When MED16 Meets Plant Growth, Development, and Stress Response
Mediator is a central transcriptional coactivator that connects sequence-specific transcription factors with RNA polymerase II to control inducible gene expression in plants. MED16 is a Mediator tail module subunit that functions as a context-dependent integrator, helping coordinate developmental programs with environmental adaptation. This review summarizes current evidence for MED16 function from structural and evolutionary perspectives to physiological outputs, with emphasis on how MED16 interacts with transcription factors and other Mediator subunits to shape RNA polymerase II engagement at target loci. In terms of development, MED16 contributes to organ growth and root system architecture, and comparative studies have revealed that it plays conserved roles in lineage-specific wiring. Under abiotic stress, MED16 supports the efficient activation of stress-inducible transcription, including cold acclimation and nutrient stress responses such as phosphate starvation-dependent root remodeling. In immunity, MED16 modulates salicylic acid- and jasmonate/ethylene-associated defence outputs and can be targeted by plant viruses, which is consistent with its role in antiviral transcriptional responses.

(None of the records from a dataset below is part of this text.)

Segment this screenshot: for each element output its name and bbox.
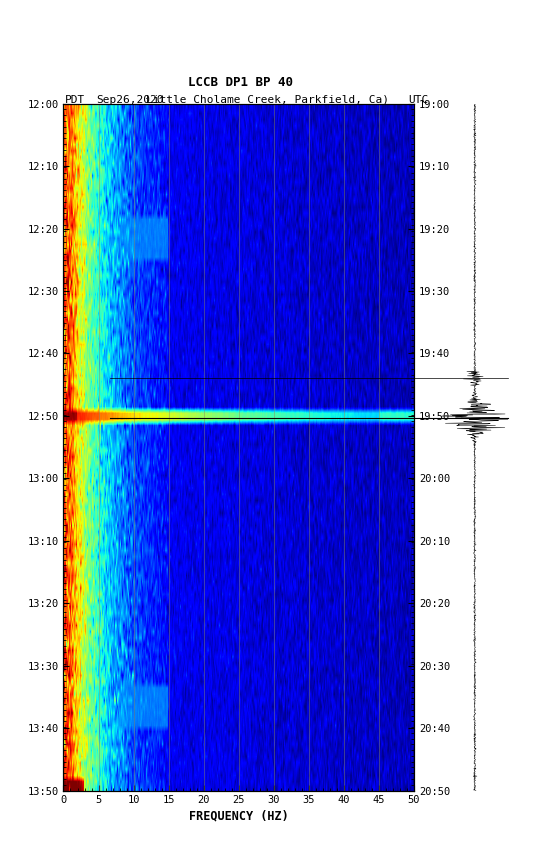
Text: Little Cholame Creek, Parkfield, Ca): Little Cholame Creek, Parkfield, Ca) [146,94,389,105]
Text: LCCB DP1 BP 40: LCCB DP1 BP 40 [188,76,293,89]
Text: Sep26,2020: Sep26,2020 [97,94,164,105]
Text: UTC: UTC [408,94,429,105]
X-axis label: FREQUENCY (HZ): FREQUENCY (HZ) [189,810,289,823]
Text: PDT: PDT [65,94,86,105]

Mechanistically, MED16 participates in cooperative and competitive interactions within the Mediator complex that tune hormone-responsive outputs, exemplified by MED25-related competition in abscisic acid signalling. We highlight key limitations and future directions, including the need for mechanistic validation beyond Arabidopsis, clearer models of dosage control in crops, improved understanding of context-dependent tail configurations, and high-resolution mapping of MED16 interaction interfaces.